If you prefer a more progressive Democratic party, then you may find this suboptimal. As a colleague told me on our Slack:
Shapiro being self-consciously centrist, putting a couple of Republicans in his cabinet, talking about welcoming the support of Republicans for Shapiro, joking around with Tim Miller—that’s just normal intelligent behavior for a Dem politician in a swing state. For the left, still smarting from Biden’s win in 2020, it signifies a future of the party that disappoints them. The Squad was supposed to be the future. Or at least orthodox progressives were. A Shapiro pick—and Spanberger, Sherrill, et al—signifies a lot to them.
And the left never trusted Harris either.
This feels right. Over on The Bulwark subreddit, a progressive poster put it this way:
[T]he Ds have been constantly trying to expand their base to crowds like the Bulwark center Rs.
They're dangerously close to trying to become so much of something to everyone, that they will be nothing to nobody. They're too ill defined.
Kamala has that problem.
I want to validate this concern: Since 2016 the Democratic party has been moving to the center and they do risk becoming ill defined.
But also: They have no choice.
The fact is that the Electoral College currently makes it possible for Republicans to win the presidency with as little as 47 percent of the vote.

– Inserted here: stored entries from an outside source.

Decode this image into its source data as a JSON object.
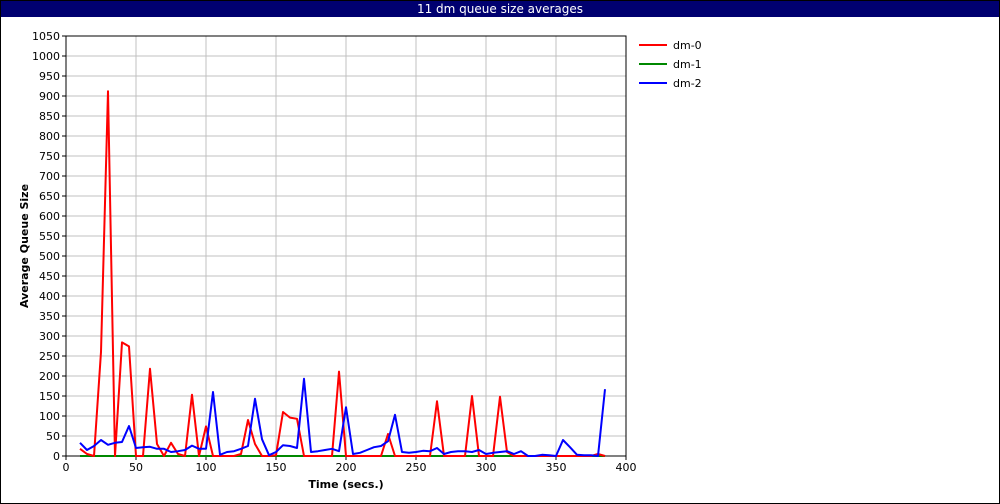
{
  "window": {
    "title": "11 dm queue size averages"
  },
  "chart_data": {
    "type": "line",
    "title": "11 dm queue size averages",
    "xlabel": "Time (secs.)",
    "ylabel": "Average Queue Size",
    "xlim": [
      0,
      400
    ],
    "ylim": [
      0,
      1050
    ],
    "xticks": [
      0,
      50,
      100,
      150,
      200,
      250,
      300,
      350,
      400
    ],
    "yticks": [
      0,
      50,
      100,
      150,
      200,
      250,
      300,
      350,
      400,
      450,
      500,
      550,
      600,
      650,
      700,
      750,
      800,
      850,
      900,
      950,
      1000,
      1050
    ],
    "grid": true,
    "legend": "top-right",
    "series": [
      {
        "name": "dm-0",
        "color": "#ff0000",
        "x": [
          10,
          15,
          20,
          25,
          30,
          35,
          40,
          45,
          50,
          55,
          60,
          65,
          70,
          75,
          80,
          85,
          90,
          95,
          100,
          105,
          110,
          115,
          120,
          125,
          130,
          135,
          140,
          145,
          150,
          155,
          160,
          165,
          170,
          175,
          180,
          185,
          190,
          195,
          200,
          205,
          210,
          215,
          220,
          225,
          230,
          235,
          240,
          245,
          250,
          255,
          260,
          265,
          270,
          275,
          280,
          285,
          290,
          295,
          300,
          305,
          310,
          315,
          320,
          325,
          330,
          335,
          340,
          345,
          350,
          355,
          360,
          365,
          370,
          375,
          380,
          385
        ],
        "y": [
          18,
          5,
          0,
          260,
          912,
          0,
          284,
          274,
          0,
          0,
          218,
          30,
          0,
          33,
          5,
          0,
          153,
          0,
          74,
          0,
          0,
          0,
          0,
          5,
          90,
          30,
          0,
          0,
          2,
          110,
          96,
          93,
          0,
          0,
          0,
          0,
          0,
          211,
          0,
          0,
          0,
          0,
          0,
          0,
          55,
          0,
          0,
          0,
          0,
          0,
          0,
          137,
          0,
          0,
          0,
          0,
          150,
          0,
          0,
          0,
          148,
          10,
          0,
          0,
          0,
          0,
          0,
          0,
          0,
          0,
          0,
          0,
          0,
          0,
          5,
          0
        ]
      },
      {
        "name": "dm-1",
        "color": "#008800",
        "x": [
          10,
          385
        ],
        "y": [
          0,
          0
        ]
      },
      {
        "name": "dm-2",
        "color": "#0000ff",
        "x": [
          10,
          15,
          20,
          25,
          30,
          35,
          40,
          45,
          50,
          55,
          60,
          65,
          70,
          75,
          80,
          85,
          90,
          95,
          100,
          105,
          110,
          115,
          120,
          125,
          130,
          135,
          140,
          145,
          150,
          155,
          160,
          165,
          170,
          175,
          180,
          185,
          190,
          195,
          200,
          205,
          210,
          215,
          220,
          225,
          230,
          235,
          240,
          245,
          250,
          255,
          260,
          265,
          270,
          275,
          280,
          285,
          290,
          295,
          300,
          305,
          310,
          315,
          320,
          325,
          330,
          335,
          340,
          345,
          350,
          355,
          360,
          365,
          370,
          375,
          380,
          385
        ],
        "y": [
          33,
          15,
          25,
          40,
          28,
          33,
          35,
          75,
          20,
          22,
          23,
          18,
          18,
          10,
          12,
          15,
          26,
          18,
          18,
          160,
          3,
          10,
          12,
          18,
          25,
          143,
          42,
          2,
          10,
          27,
          25,
          20,
          193,
          10,
          12,
          15,
          18,
          12,
          122,
          5,
          8,
          15,
          22,
          25,
          37,
          103,
          10,
          8,
          10,
          13,
          12,
          20,
          5,
          10,
          12,
          12,
          10,
          15,
          5,
          8,
          10,
          12,
          5,
          12,
          0,
          0,
          3,
          2,
          0,
          40,
          22,
          3,
          2,
          2,
          0,
          167
        ]
      }
    ]
  }
}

The Democratic party does not have a good chance to win the presidency with a vote share under 51 percent.
That’s reality.
And until this reality changes, Democrats are going to have to keep moving to the center and progressives are going to have to keep compromising on policies that are important to them.

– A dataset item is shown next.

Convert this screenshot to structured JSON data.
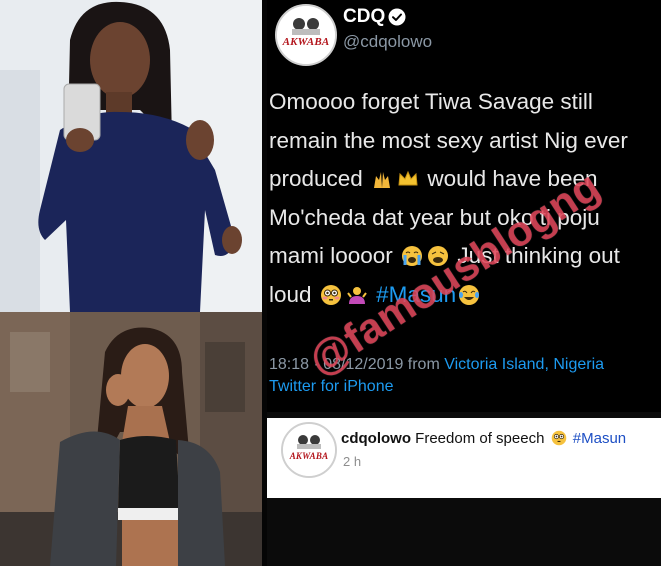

Is this fair to progressives? No. Not particularly.
If I were a progressive, I’d probably say:
Republicans can run on full-MAGA and still have a chance to win the White House but Democrats can’t even go as far as Elizabeth Warren without risking the whole shebang? I hate this.
And yet . . . that’s the world we live in.

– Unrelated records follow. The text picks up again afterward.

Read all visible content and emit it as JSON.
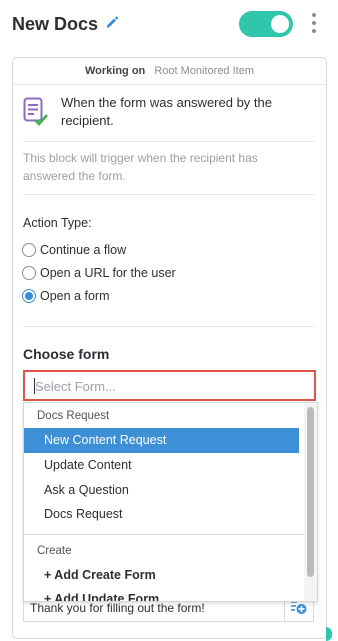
{
  "header": {
    "title": "New Docs",
    "edit_icon": "pencil-icon",
    "toggle_on": true,
    "toggle_color": "#2ec7ab",
    "menu_icon": "kebab-menu-icon"
  },
  "working_on": {
    "label": "Working on",
    "value": "Root Monitored Item"
  },
  "trigger": {
    "icon": "form-check-icon",
    "line1": "When the form was answered by the",
    "line2": "recipient."
  },
  "description": {
    "line1": "This block will trigger when the recipient has",
    "line2": "answered the form."
  },
  "action": {
    "label": "Action Type:",
    "options": [
      {
        "label": "Continue a flow",
        "selected": false
      },
      {
        "label": "Open a URL for the user",
        "selected": false
      },
      {
        "label": "Open a form",
        "selected": true
      }
    ]
  },
  "choose_form": {
    "heading": "Choose form",
    "placeholder": "Select Form...",
    "highlight_color": "#e0534a"
  },
  "dropdown": {
    "group1": "Docs Request",
    "items1": [
      "New Content Request",
      "Update Content",
      "Ask a Question",
      "Docs Request"
    ],
    "selected_index": 0,
    "group2": "Create",
    "items2": [
      "+ Add Create Form",
      "+ Add Update Form"
    ],
    "selected_color": "#3d8fd6"
  },
  "message": {
    "value": "Thank you for filling out the form!",
    "add_icon": "insert-variable-icon"
  }
}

Pennsylvania is more conservative than the median blue state. Also: Pennsylvania is an absolute must-win for Democrats nationally. Therefore, a successful Democratic presidential ticket is likely to be more centrist than the median Democratic voter.
The nature of coalitions in this political moment creates the following state of play:
Most Republicans are now MAGA, so they can get everything they want and still have a chance to win the presidency.
The rump class of Wall Street Journal Republicans has to compromise on most of its preferences.
In the Democratic party, nearly every part of the coalition has to compromise on some of its preferences:
Progressives have to make due with moderate leadership.
Moderates have to meet progressives on enough items to keep them on side.
Formerly-Republican voters in the suburbs have to give up on some of their priorities—and in return the Democrats move toward them in the middle on other issues.
To my mind, the progressive unhappiness about Josh Shapiro is actually a signal confirming that politicians like him are the future of the Democratic party.
Because the only successful future for Democrats is one in which every part of the coalition is at least a little bit unhappy most of the time.
Yeah, I get it. This is not a great recruiting slogan. But also: It’s the truth.
2. Simone Biles
Do you remember four years ago when conservatives decided to go after Simone Biles for pulling out of the Tokyo Olympics because her head wasn’t right?
Everyone from the Federalist to the Spectator to Novak Djokovic dunked on her. Including—you will not be surprised—JD Vance.